Для Цветаевой, стих которой отличается почти патологической

потребностью договаривать, додумывать, доводить все вещи до логического

конца, этот адрес был далеко не в новость. Новой - со смертью Рильке -

оказалась его обитаемость, и для поэта в Цветаевой это не могло не

представить интереса. Разумеется, "Новогоднее" - результат конкретного

эмоционального взрыва; но Цветаева - максималист, и вектор ее душевных

движений заранее известен. Тем не менее, назвать Цветаеву поэтом крайностей

нельзя хотя бы потому, что крайность (дедуктивная, эмоциональная,

лингвистическая) - это всего лишь место, где для нее стихотворение

начинается. "Жизнь прожить - не поле перейти" или "Одиссей возвратился,

пространством и временем полный" у Цветаевой никогда бы концовками не

оказались: стихотворение начиналось бы с этих строк. Цветаева - поэт

крайностей только в том смысле, что "крайность" для нее не столько конец

познанного мира, сколько начало непознаваемого. Технология намека, обиняков,

недоговоренностей, умалчивания свойственна этому поэту в чрезвычайно малой

степени. Еще менее присуще ей употребление обеспечивающих читателю

психический комфорт высших достижений гармонической школы с их убаюкивающим

метрическим рисунком. Перенасыщенный ударениями, гармонически цветаевский

стих непредсказуем; она тяготеет более к хореям и к дактилям, нежели к

определенности ямба, начала ее строк скорее трохеические, нежели ударные,

окончания - причитающие, дактилические. Трудно найти другого поэта, столь

же мастерски и избыточно пользовавшегося цезурой и усечением стоп. Формально

Цветаева значительно интересней всех своих современников, включая

футуристов, и ее рифмовка изобретательней пастернаковской. Наиболее ценно,

однако, что ее технические достижения продиктованы не формальными поисками,

но являются побочным - то есть естественным - продуктом речи, для которой

важнее всего ее предмет.

Искусство и вообще всегда возникает в результате действия,

направленного вовне, в сторону, на достижение (постижение) объекта,

непосредственно отношения к искусству не имеющего. Оно - средство

передвижения, ландшафт, мелькающий в окне - а не передвижения этого цель.

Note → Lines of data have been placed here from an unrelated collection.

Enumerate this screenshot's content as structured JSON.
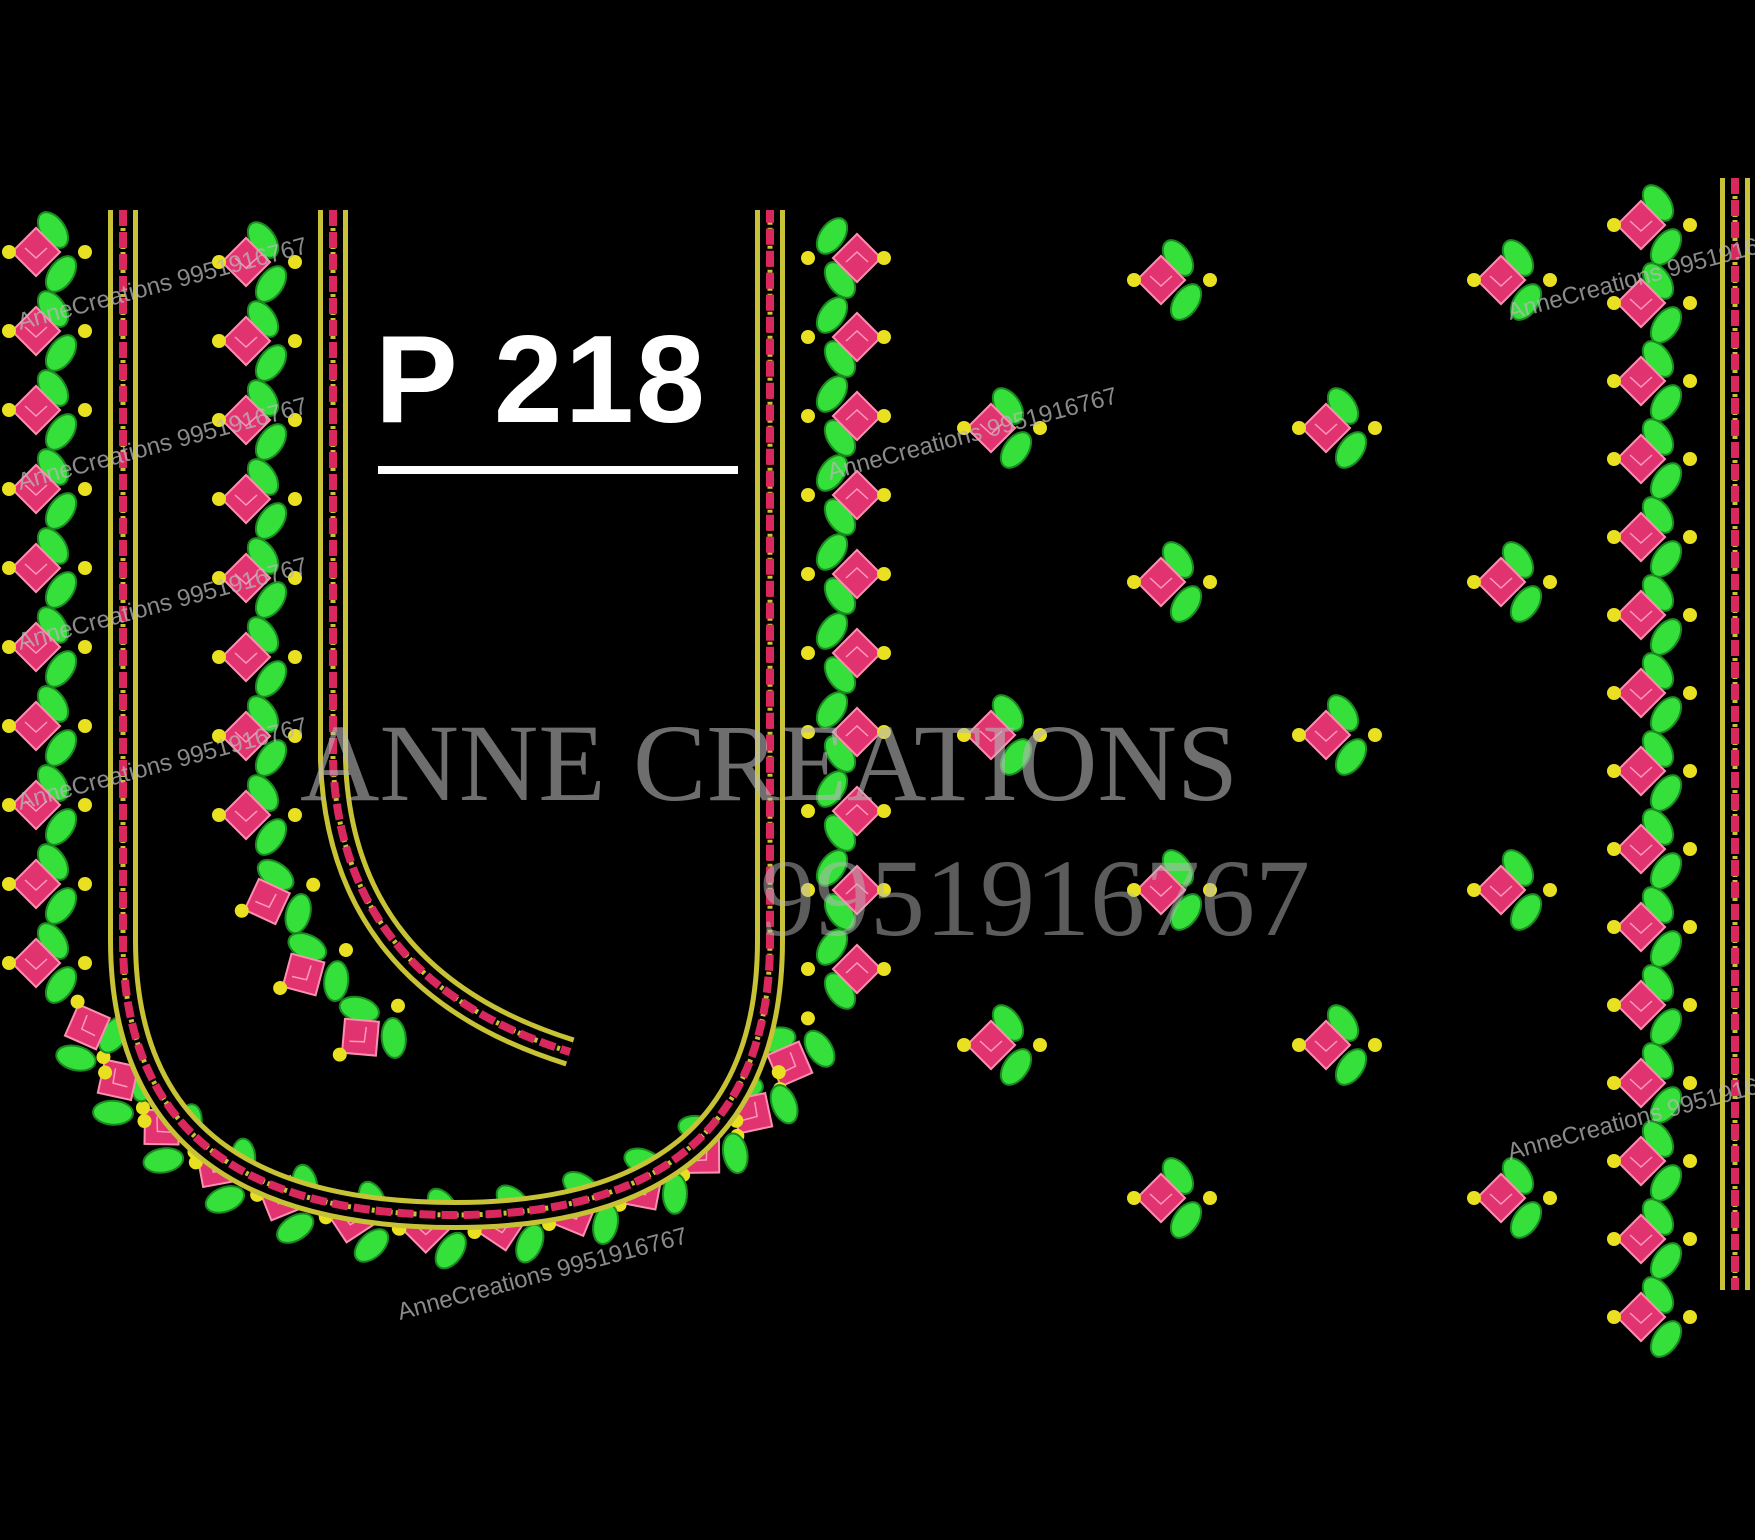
{
  "design": {
    "code": "P 218",
    "watermark_brand": "AnneCreations",
    "watermark_phone": "9951916767",
    "watermark_large": "ANNE CREATIONS",
    "watermark_large_number": "9951916767"
  },
  "colors": {
    "background": "#000000",
    "petal_pink": "#e0336f",
    "leaf_green": "#35e03a",
    "bead_yellow": "#e8e020",
    "border_gold": "#c8c236",
    "border_pink": "#d8285e",
    "title_text": "#ffffff",
    "watermark": "#b8b8b8"
  },
  "icons": {
    "motif": "flower-bud-icon",
    "bead": "dot-icon"
  }
}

"Когда б вы знали, из какого сора, - говорит Ахматова, - растут стихи...".

Чем больше цель движения удалена, тем искусство вероятней; и, теоретически,

смерть (любая, и великого поэта в особенности - ибо что же может быть

удалено от ежедневной реальности более, чем великий поэт или великая поэзия)

оборачивается своего рода гарантией искусства.